Given their state of inebriation and general ragged condition, he wouldn’t have been worried about sharing the back of the truck with his attackers even if a couple of cops hadn’t climbed in with them. He was worried about Page. Whenever or wherever she had Traveled to, she might be in trouble. And Matt was not going to wait around for three more years—not when he’d gotten so close to her. Maybe it had been enough to short out the time differential so the locator app could track her again. He’d have to take the risk regardless.

The vehicle lurched off down the street, and he had to steady himself against the drunk beside him—then Matt kept glancing out a little window in the door to see where they were going. He would have to wait for the right timing.

Casually he lifted the cuff of his shirtsleeve and flipped the screen of his watch over to the temporal tuner. Page had Traveled three years into the future exactly, arriving at the same latitude and longitude she had left from. Matt flipped over to the Traveling app and set the watch for that same three years forward.
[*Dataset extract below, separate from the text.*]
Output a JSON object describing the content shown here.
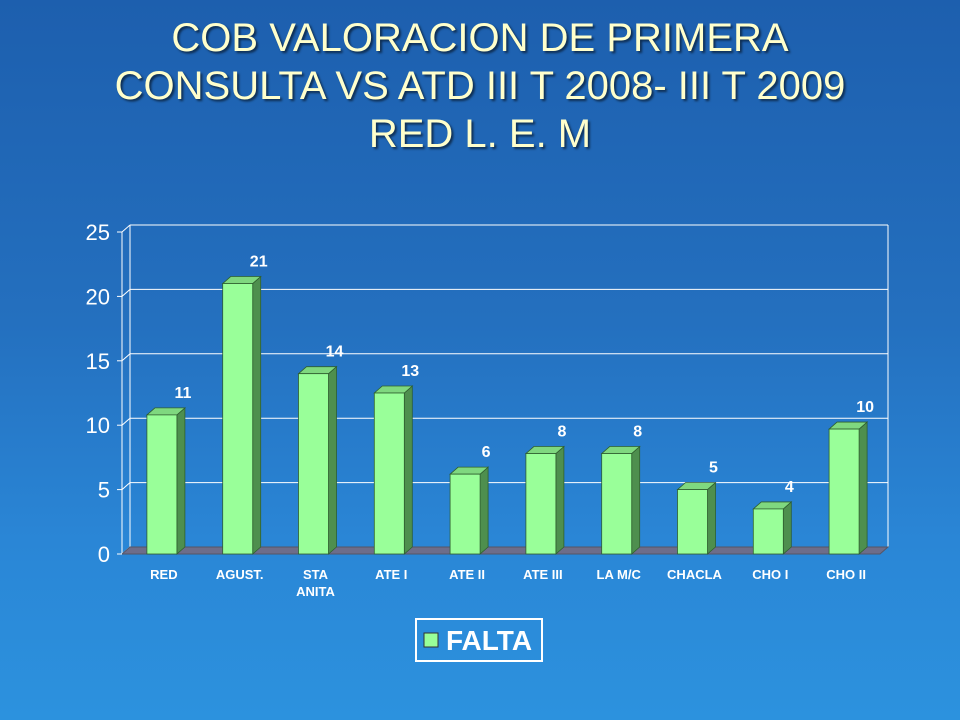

Now he was prepared to leave. But he had to Travel soon, while he’d still land physically close to where Page had arrived. Assuming that the professor’s device would work the way Matt had surmised it should. He only needed to wait for a calm mind—and a lack of bumps in the road. All he needed was to hit the wrong button by mistake and land himself in the Middle Ages.

He saw they were traveling down Thirty-fourth Street, and when the paddy wagon stopped behind a line of other vehicles at the busy Broadway intersection, Matt prepared to push the right buttons. Facing his fellow prisoners, he grinned at them. “I take it you guys have heard of Harry Houdini, right?”

Then he Traveled away, leaving who knew what confusion in his wake.